2 – Now that we find ourselves in this absolute fucking nightmare – and make no mistake, this will be a nightmare – some of us will pay a higher price than others. POC and queer/trans people need to focus on our personal health, sanity, and safety above all else. All I can say is that I am very grateful for the group of trusted friends that has been getting me through the horror of the last few days, and I am here for our community in any way that I can be – including connecting people to legal services.

3 – I have seen a lot of strategies being proposed for how survive the #whitelash. I would add to the list that we start getting serious about where and how we spend our money, and how to most effectively employ economic boycotts. I have definitely been guilty of mindless consumerism in the past, but in the times ahead, we simply cannot afford to give away our hard earned cash to people and institutions that don’t care for us, and that have given rise to the monstrosity that is Donald Trump. Going forward, I’ll be committing myself to supporting woke, minority-owned businesses and media organizations as much as I possibly can.
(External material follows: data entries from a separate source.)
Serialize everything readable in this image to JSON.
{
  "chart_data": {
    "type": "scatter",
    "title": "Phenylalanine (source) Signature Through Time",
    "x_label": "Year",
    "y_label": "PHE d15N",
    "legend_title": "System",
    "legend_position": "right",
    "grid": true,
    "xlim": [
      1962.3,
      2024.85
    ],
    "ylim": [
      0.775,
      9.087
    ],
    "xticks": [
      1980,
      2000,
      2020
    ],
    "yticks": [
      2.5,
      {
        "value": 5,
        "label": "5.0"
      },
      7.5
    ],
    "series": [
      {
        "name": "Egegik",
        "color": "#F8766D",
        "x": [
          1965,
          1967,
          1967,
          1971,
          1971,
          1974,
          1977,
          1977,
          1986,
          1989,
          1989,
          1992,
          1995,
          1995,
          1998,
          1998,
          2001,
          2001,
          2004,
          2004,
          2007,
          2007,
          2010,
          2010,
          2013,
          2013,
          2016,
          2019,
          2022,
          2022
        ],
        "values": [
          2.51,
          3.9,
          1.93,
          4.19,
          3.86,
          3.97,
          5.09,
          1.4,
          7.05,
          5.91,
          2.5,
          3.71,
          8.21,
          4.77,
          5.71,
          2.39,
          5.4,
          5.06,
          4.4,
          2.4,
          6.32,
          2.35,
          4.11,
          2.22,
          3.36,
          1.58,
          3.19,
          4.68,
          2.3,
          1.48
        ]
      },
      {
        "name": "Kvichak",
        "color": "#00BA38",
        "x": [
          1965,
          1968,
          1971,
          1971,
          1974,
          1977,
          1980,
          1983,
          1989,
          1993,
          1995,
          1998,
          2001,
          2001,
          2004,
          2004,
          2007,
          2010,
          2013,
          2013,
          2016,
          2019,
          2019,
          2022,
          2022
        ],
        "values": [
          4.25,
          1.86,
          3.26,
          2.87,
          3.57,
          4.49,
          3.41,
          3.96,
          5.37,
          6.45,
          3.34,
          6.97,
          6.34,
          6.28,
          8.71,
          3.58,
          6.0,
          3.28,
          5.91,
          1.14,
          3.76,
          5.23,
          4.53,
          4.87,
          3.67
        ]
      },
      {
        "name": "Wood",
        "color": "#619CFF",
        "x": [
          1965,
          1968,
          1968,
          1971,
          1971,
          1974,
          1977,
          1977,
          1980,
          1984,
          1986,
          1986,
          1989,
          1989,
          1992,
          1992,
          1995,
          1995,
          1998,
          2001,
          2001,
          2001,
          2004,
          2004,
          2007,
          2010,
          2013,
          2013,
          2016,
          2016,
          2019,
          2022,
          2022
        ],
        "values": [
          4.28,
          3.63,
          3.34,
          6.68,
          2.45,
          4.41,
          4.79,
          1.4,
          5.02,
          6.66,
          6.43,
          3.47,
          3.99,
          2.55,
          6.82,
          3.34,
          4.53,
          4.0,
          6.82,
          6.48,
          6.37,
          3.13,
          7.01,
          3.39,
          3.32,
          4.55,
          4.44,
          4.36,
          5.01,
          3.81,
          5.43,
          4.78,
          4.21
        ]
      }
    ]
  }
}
If that means I just don’t buy certain things, even better...

4 – Any effort to reconstitute the steaming pile of shit that is the American Left – either through the Democratic Party or some new political organization(s) – needs to be built around a platform of economic justice, not neoliberal incrementalism. As I type that sentence, it seems so pathetically obvious, but liberals never seem to get the fucking message. I really, really didn’t want 2017 to be the year we walked into the political wilderness, because I’d rather focus on my plants and building furniture and shit. But since we now have no choice but to fight, we might as well use this opportunity to take advantage of new possibilities and coalitions, and to suffuse our activism with meaningful class politics.


Jacob Denz:

Of course I am fixating on how Bernie would have won the general. How could I not? The problem with that is that Bernie really did lose the Democratic primary by way more than Hillary lost the general. It was not rigged or stolen. Of course the Establishment did everything necessary and then some to help Hillary win. But that kind of goes with the territory of being an anti-establishment candidate doesn't it?

Bernie Sanders got destroyed among Black voters especially in the South but also in the North in a manner that truly did make it more or less impossible to win either the pledged delegate count or the popular vote in the primary. Of course I wish superdelegates had realized he was the one to win the general election against Donald Trump. But without one of those two indexes of democratic legitimacy there was just no leverage against them to do this, and they likely would also have faced a not at all unjustifiable backlash not just from the Establishment (of which they were of course a part, which makes this whole hypothetical kind of illogical) but also from many Clinton supporters. They would have had to be both much smarter and much saintlier than I am afraid it was ever reasonable to expect of Democratic party superdelegates.

In the United States, to become President you have to win both a major-party primary and a general election. So I can say Bernie would have won the general until I am blue in the face. Maybe Mickey Mouse or the Pope would have won too. And with Bernie's numbers among Black primary voters, they were all about equally likely to win the Democratic primary.

I haven't seen nearly as many social democrats blaming Black primary voters for this outcome as I have Clinton supporters blaming white men, but of course doing so in either case means refusing to learn the lessons one most needs to take from this election.